Another example involves the modern lifestyle and processed food diet in general. It led to some known problems. These problems were then dealt with. But maybe those problems were valuable warnings and a bunch of other less-visible problems were not dealt with. Concretely, they fortify some of our foods with things like vitamin A, C or D to address visible problems like scurvy or rickets. They know that their processing removed vitamins and other nutrients. Then they put a few things back into the food to prevent the most visible problems people have. But they don’t put all the missing nutrients back. And then consider the nutrients they know about and can re-add reasonably effectively. Vitamin supplements are often less effectively than eating whole foods containing the same vitamins. But even supposing it works, how much do they re-add? Enough to prevent visible problems. Not the optimal amount for health. Vitamin D recommendations and fortifications are based on studies of bone health and giving people enough to avoid rickets. However, vitamin D is useful for other things besides bone health, and the recommendations and fortifications are significantly lower than what our ancestors would have gotten from their diet and lifestyle (vitamin D comes partly from food and partly from sun exposure from UVB rays). So natural health and paleo diet type people recommend more vitamin D than the food companies fortify their foods with.
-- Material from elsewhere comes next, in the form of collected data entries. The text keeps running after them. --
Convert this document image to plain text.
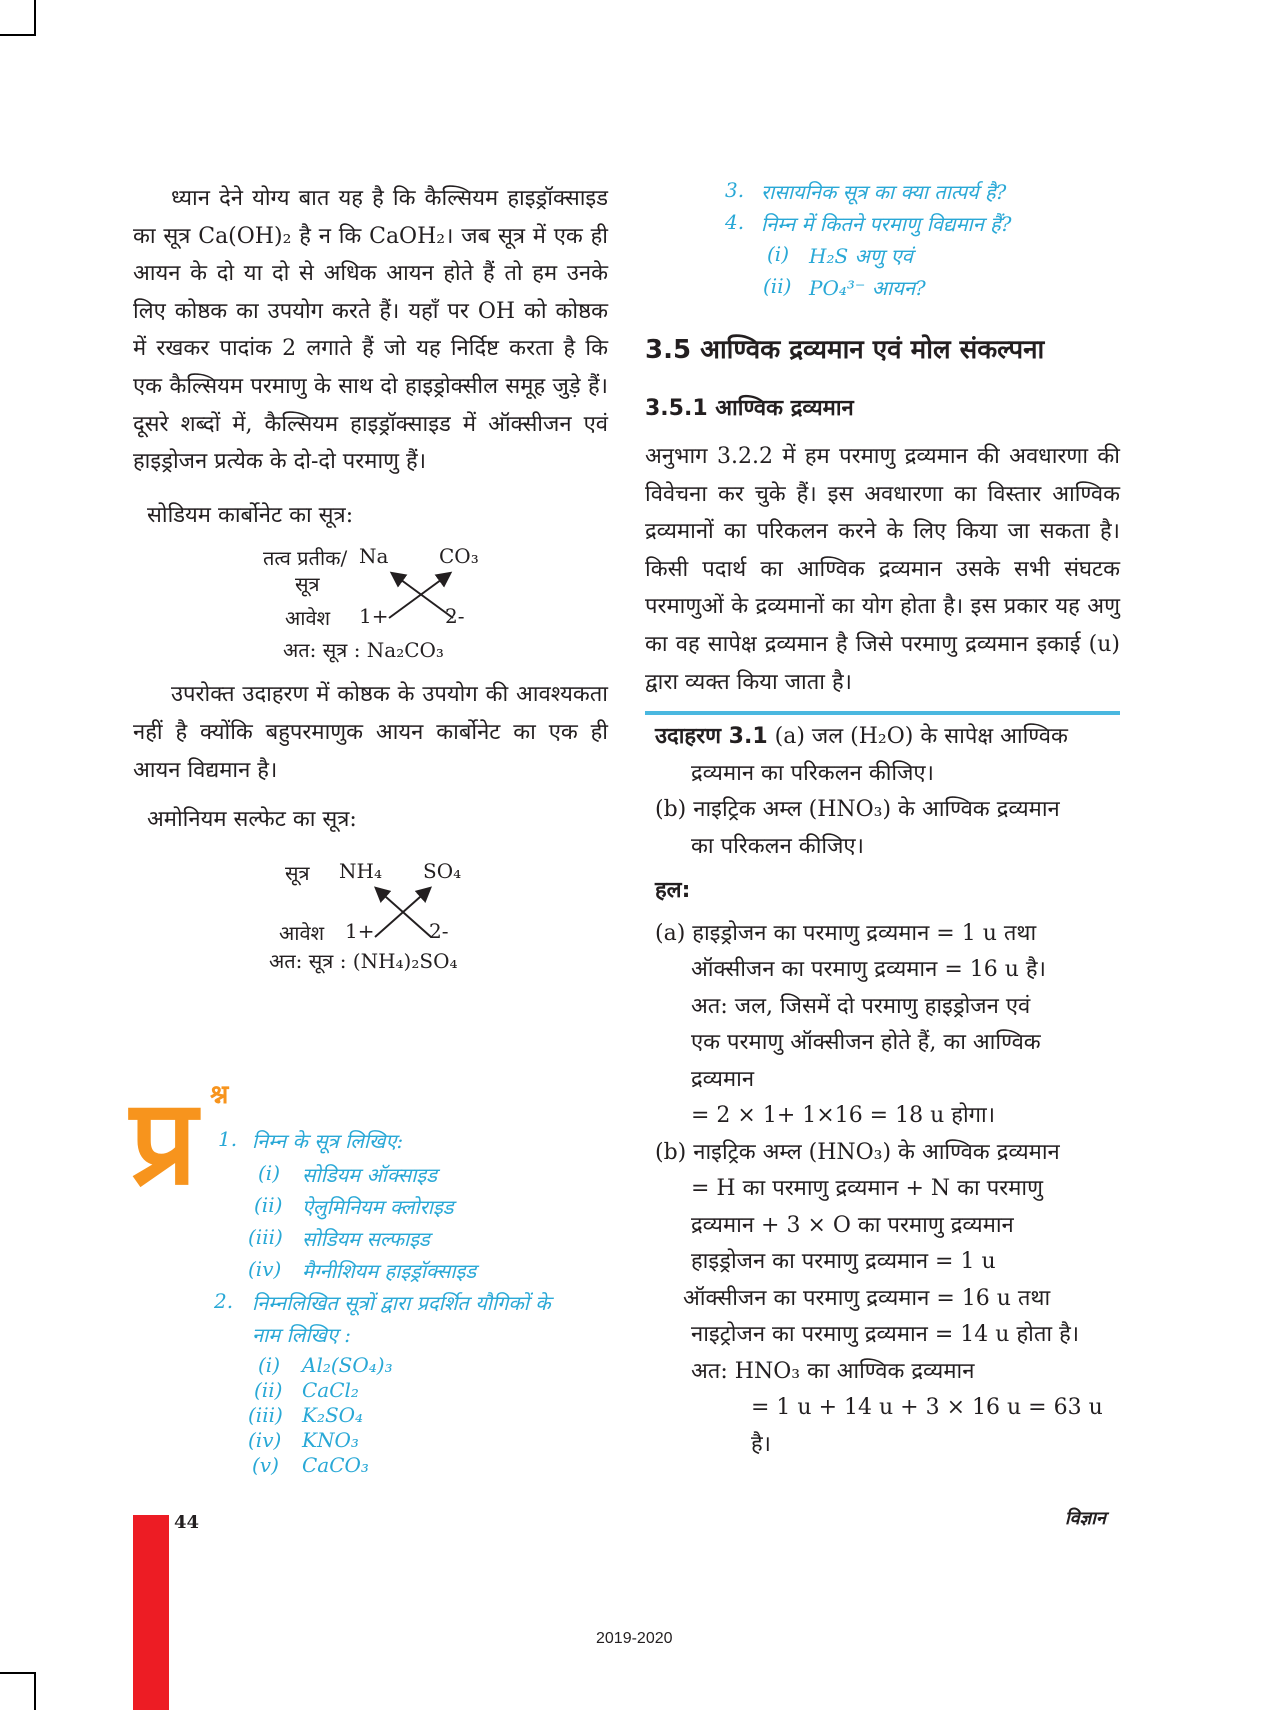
ध्यान देने योग्य बात यह है कि कैल्सियम हाइड्रॉक्साइड का सूत्र Ca(OH)₂ है न कि CaOH₂। जब सूत्र में एक ही आयन के दो या दो से अधिक आयन होते हैं तो हम उनके लिए कोष्ठक का उपयोग करते हैं। यहाँ पर OH को कोष्ठक में रखकर पादांक 2 लगाते हैं जो यह निर्दिष्ट करता है कि एक कैल्सियम परमाणु के साथ दो हाइड्रोक्सील समूह जुड़े हैं। दूसरे शब्दों में, कैल्सियम हाइड्रॉक्साइड में ऑक्सीजन एवं हाइड्रोजन प्रत्येक के दो-दो परमाणु हैं।

सोडियम कार्बोनेट का सूत्र:

तत्व प्रतीक/
सूत्र
Na	CO₃
आवेश 1+	2-
अत: सूत्र : Na₂CO₃

उपरोक्त उदाहरण में कोष्ठक के उपयोग की आवश्यकता नहीं है क्योंकि बहुपरमाणुक आयन कार्बोनेट का एक ही आयन विद्यमान है।

अमोनियम सल्फेट का सूत्र:

सूत्र NH₄ SO₄
आवेश 1+	2-
अत: सूत्र : (NH₄)₂SO₄
प्र श्न
1. निम्न के सूत्र लिखिए:
(i) सोडियम ऑक्साइड
(ii) ऐलुमिनियम क्लोराइड
(iii) सोडियम सल्फाइड
(iv) मैग्नीशियम हाइड्रॉक्साइड
2. निम्नलिखित सूत्रों द्वारा प्रदर्शित यौगिकों के
नाम लिखिए :
(i) Al₂(SO₄)₃
(ii) CaCl₂
(iii) K₂SO₄
(iv) KNO₃
(v) CaCO₃
3. रासायनिक सूत्र का क्या तात्पर्य है?
4. निम्न में कितने परमाणु विद्यमान हैं?
(i) H₂S अणु एवं
(ii) PO₄³⁻ आयन?
3.5 आण्विक द्रव्यमान एवं मोल संकल्पना
3.5.1 आण्विक द्रव्यमान

अनुभाग 3.2.2 में हम परमाणु द्रव्यमान की अवधारणा की विवेचना कर चुके हैं। इस अवधारणा का विस्तार आण्विक द्रव्यमानों का परिकलन करने के लिए किया जा सकता है। किसी पदार्थ का आण्विक द्रव्यमान उसके सभी संघटक परमाणुओं के द्रव्यमानों का योग होता है। इस प्रकार यह अणु का वह सापेक्ष द्रव्यमान है जिसे परमाणु द्रव्यमान इकाई (u) द्वारा व्यक्त किया जाता है।

उदाहरण 3.1 (a) जल (H₂O) के सापेक्ष आण्विक

द्रव्यमान का परिकलन कीजिए।

(b) नाइट्रिक अम्ल (HNO₃) के आण्विक द्रव्यमान

का परिकलन कीजिए।

हल:

(a) हाइड्रोजन का परमाणु द्रव्यमान = 1 u तथा

ऑक्सीजन का परमाणु द्रव्यमान = 16 u है।

अत: जल, जिसमें दो परमाणु हाइड्रोजन एवं

एक परमाणु ऑक्सीजन होते हैं, का आण्विक

द्रव्यमान

= 2 × 1+ 1×16 = 18 u होगा।

(b) नाइट्रिक अम्ल (HNO₃) के आण्विक द्रव्यमान

= H का परमाणु द्रव्यमान + N का परमाणु

द्रव्यमान + 3 × O का परमाणु द्रव्यमान

हाइड्रोजन का परमाणु द्रव्यमान = 1 u

ऑक्सीजन का परमाणु द्रव्यमान = 16 u तथा

नाइट्रोजन का परमाणु द्रव्यमान = 14 u होता है।

अत: HNO₃ का आण्विक द्रव्यमान

= 1 u + 14 u + 3 × 16 u = 63 u है।

44	विज्ञान
2019-2020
Another example is I have heard that it’s bad to punish your dog for growling. Growling is an early warning sign of a problem. If you get your dog to stop growling, then it may e.g. attack another dog without warning. (I haven’t fact checked this.)

Sometimes we go out of our way to get early warnings. An example is bringing canaries into coal mines. You could see a canary dying as a problem and solve it by keeping the canary at home. But then it’d be harder to know about more important problems like gasses building up towards explosion in a mine. Solving the problem by keeping the canary at home seems absurd in this context, but people often take similar actions for other issues.

This is partly related to how a lot of problem solving is (often accidentally) aimed at symptoms rather than underlying causes. People often try to fix the immediate problem they see instead of digging deeper to understand what’s really going wrong. By fixing the visible problem, they can cover up some other problems, accidentally or intentionally. Problem symptoms should often be seen as valuable warnings that help us know where to investigate, rather than as things to get rid of ASAP.